Pupils from the Unst school will be transferred to Baltasound following the Christmas holidays after councillors’ decision to close it was given the ministerial nod on this morning. It will come as mixed news for North Isles parents who campaigned strongly for the two schools to remain open.
The SNP government – which announced a year-long moratorium on closures shortly after the two decisions – said it did not believe the council had demonstrated the educational benefits the Burravoe pupils would gain from being taught in Mid Yell.
The latter school was recently the subject of a mixed report from government inspectors HMIe, which identified room for improvement in a number of key areas.
In a letter to the SIC’s director of children’s services Helen Budge, published today, the government explained it felt the Burravoe closure was “flawed” and did not meet the terms of legislation introduced by the previous SNP administration in 2010.
The government’s letter continued: “Indeed, it would not comply with the council’s own stated strategy on school closures which makes clear closures are only proposed where this leads to an improvement in the level of educational services provided.”
MSP Tavish Scott has been critical of the five month time period it has taken Mr Russell to reach a verdict on the two schools. Councillors controversially voted to shut the two schools – and keep similar-sized primaries in Sandness and North Roe open – back on 17th May.
Uyeasound pupils will be taught in the community’s school for the final time on 21st December before moving to Baltasound. SIC education and families committee chairwoman Betty Fullerton said the news brought an end to what had been a “very unsettling period for the school and community”.
She said: “A school closure is difficult for all concerned, but at least now parents, teachers and pupils will be able to look to the future.”

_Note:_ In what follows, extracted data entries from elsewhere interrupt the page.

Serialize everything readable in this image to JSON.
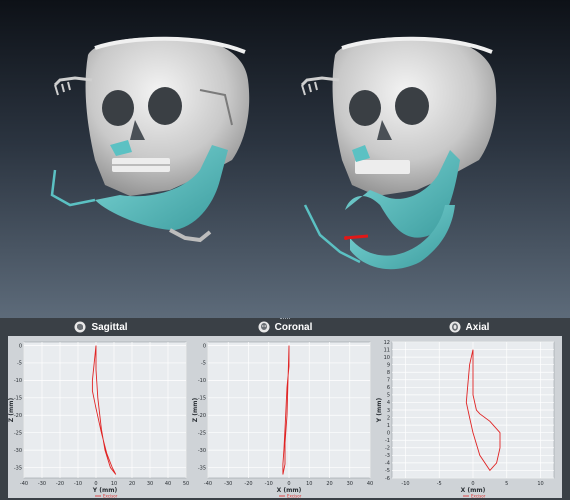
{
  "viewer": {
    "left_skull": "preoperative-skull-model",
    "right_skull": "postoperative-skull-model",
    "colors": {
      "bone": "#d6d6d6",
      "mandible": "#5bc1c3",
      "marker": "#e01818"
    }
  },
  "panels": [
    {
      "title": "Sagittal",
      "icon": "head-sagittal-icon",
      "xlabel": "Y (mm)",
      "ylabel": "Z (mm)",
      "xticks": [
        "-40",
        "-30",
        "-20",
        "-10",
        "0",
        "10",
        "20",
        "30",
        "40",
        "50"
      ],
      "yticks": [
        "0",
        "-5",
        "-10",
        "-15",
        "-20",
        "-25",
        "-30",
        "-35"
      ],
      "legend": "Excisor"
    },
    {
      "title": "Coronal",
      "icon": "head-coronal-icon",
      "xlabel": "X (mm)",
      "ylabel": "Z (mm)",
      "xticks": [
        "-40",
        "-30",
        "-20",
        "-10",
        "0",
        "10",
        "20",
        "30",
        "40"
      ],
      "yticks": [
        "0",
        "-5",
        "-10",
        "-15",
        "-20",
        "-25",
        "-30",
        "-35"
      ],
      "legend": "Excisor"
    },
    {
      "title": "Axial",
      "icon": "head-axial-icon",
      "xlabel": "X (mm)",
      "ylabel": "Y (mm)",
      "xticks": [
        "-10",
        "-5",
        "0",
        "5",
        "10"
      ],
      "yticks": [
        "12",
        "11",
        "10",
        "9",
        "8",
        "7",
        "6",
        "5",
        "4",
        "3",
        "2",
        "1",
        "0",
        "-1",
        "-2",
        "-3",
        "-4",
        "-5",
        "-6"
      ],
      "legend": "Excisor"
    }
  ],
  "chart_data": [
    {
      "type": "line",
      "title": "Sagittal",
      "xlabel": "Y (mm)",
      "ylabel": "Z (mm)",
      "xlim": [
        -40,
        50
      ],
      "ylim": [
        -38,
        1
      ],
      "grid": true,
      "legend": "bottom-center",
      "series": [
        {
          "name": "Excisor",
          "x": [
            0,
            -1,
            -2,
            -2,
            0,
            3,
            6,
            9,
            11,
            8,
            5,
            3,
            1,
            0,
            0
          ],
          "y": [
            0,
            -5,
            -10,
            -13,
            -18,
            -25,
            -31,
            -35,
            -37,
            -35,
            -30,
            -24,
            -15,
            -7,
            0
          ]
        }
      ]
    },
    {
      "type": "line",
      "title": "Coronal",
      "xlabel": "X (mm)",
      "ylabel": "Z (mm)",
      "xlim": [
        -40,
        40
      ],
      "ylim": [
        -38,
        1
      ],
      "grid": true,
      "legend": "bottom-center",
      "series": [
        {
          "name": "Excisor",
          "x": [
            0,
            0,
            -1,
            -1.5,
            -2,
            -2.5,
            -3,
            -3,
            -2,
            -2,
            -1,
            -0.5,
            0
          ],
          "y": [
            0,
            -6,
            -12,
            -18,
            -24,
            -30,
            -34,
            -37,
            -34,
            -28,
            -20,
            -10,
            0
          ]
        }
      ]
    },
    {
      "type": "line",
      "title": "Axial",
      "xlabel": "X (mm)",
      "ylabel": "Y (mm)",
      "xlim": [
        -12,
        12
      ],
      "ylim": [
        -6,
        12
      ],
      "grid": true,
      "legend": "bottom-center",
      "series": [
        {
          "name": "Excisor",
          "x": [
            0,
            0,
            0,
            0.5,
            1,
            2.5,
            4,
            4,
            3.5,
            2.5,
            1,
            0,
            -0.5,
            -1,
            -0.8,
            -0.5,
            0
          ],
          "y": [
            11,
            8,
            5,
            3,
            2.5,
            1.5,
            0,
            -2,
            -4,
            -5,
            -3,
            0,
            2,
            4,
            6,
            9,
            11
          ]
        }
      ]
    }
  ]
}
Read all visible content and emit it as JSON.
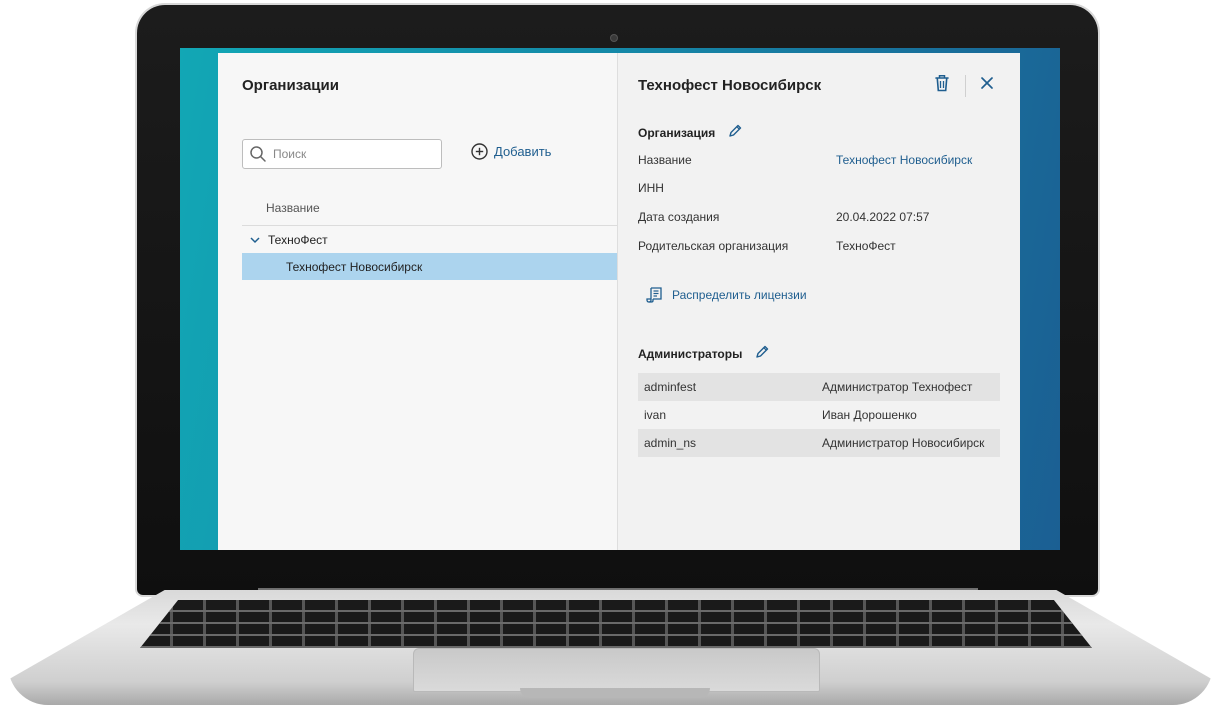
{
  "left_panel": {
    "title": "Организации",
    "search": {
      "placeholder": "Поиск",
      "value": ""
    },
    "add_label": "Добавить",
    "column_header": "Название",
    "tree": [
      {
        "label": "ТехноФест",
        "expanded": true
      },
      {
        "label": "Технофест Новосибирск",
        "selected": true
      }
    ]
  },
  "detail": {
    "title": "Технофест Новосибирск",
    "organization_section": {
      "title": "Организация",
      "rows": [
        {
          "key": "Название",
          "value": "Технофест Новосибирск"
        },
        {
          "key": "ИНН",
          "value": ""
        },
        {
          "key": "Дата создания",
          "value": "20.04.2022 07:57"
        },
        {
          "key": "Родительская организация",
          "value": "ТехноФест"
        }
      ]
    },
    "licenses_link": "Распределить лицензии",
    "admins_section": {
      "title": "Администраторы",
      "rows": [
        {
          "login": "adminfest",
          "name": "Администратор Технофест"
        },
        {
          "login": "ivan",
          "name": "Иван Дорошенко"
        },
        {
          "login": "admin_ns",
          "name": "Администратор Новосибирск"
        }
      ]
    }
  },
  "icons": {
    "search": "search-icon",
    "add": "plus-circle-icon",
    "chevron": "chevron-down-icon",
    "delete": "trash-icon",
    "close": "close-icon",
    "edit": "pencil-icon",
    "licenses": "scroll-icon"
  },
  "colors": {
    "accent": "#1f5e8f",
    "selected_row": "#acd4ee",
    "screen_gradient_start": "#12a7b5",
    "screen_gradient_end": "#1b5f93"
  }
}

A transition group including staff from Hayfield and both Baltasound and Uyeasound will now be set up to plan the transfer of pupils. It will also seek to ensure pupils are supported in getting used to their new school environment. The SIC said parents would be contact with further details, and they will get the opportunity to discuss the arrangements with staff.
The mooted closures were part of the council’s Blueprint for Education exercise, which is aimed at cutting millions from the SIC’s costly education budget.
Mr Russell’s decision to overturn the Burravoe closure is likely to prompt renewed clamour among some SIC councillors for the SNP government to cough up the cash necessary to maintain an extensive network of small rural schools in Shetland.
Responding to that decision, Mrs Fullerton said: “This was always a decision that was within the gift of the Scottish ministers to make. I can imagine staff, pupils and the community will be very pleased with the decision. The uncertainty has been removed and we can all start to plan for the future.”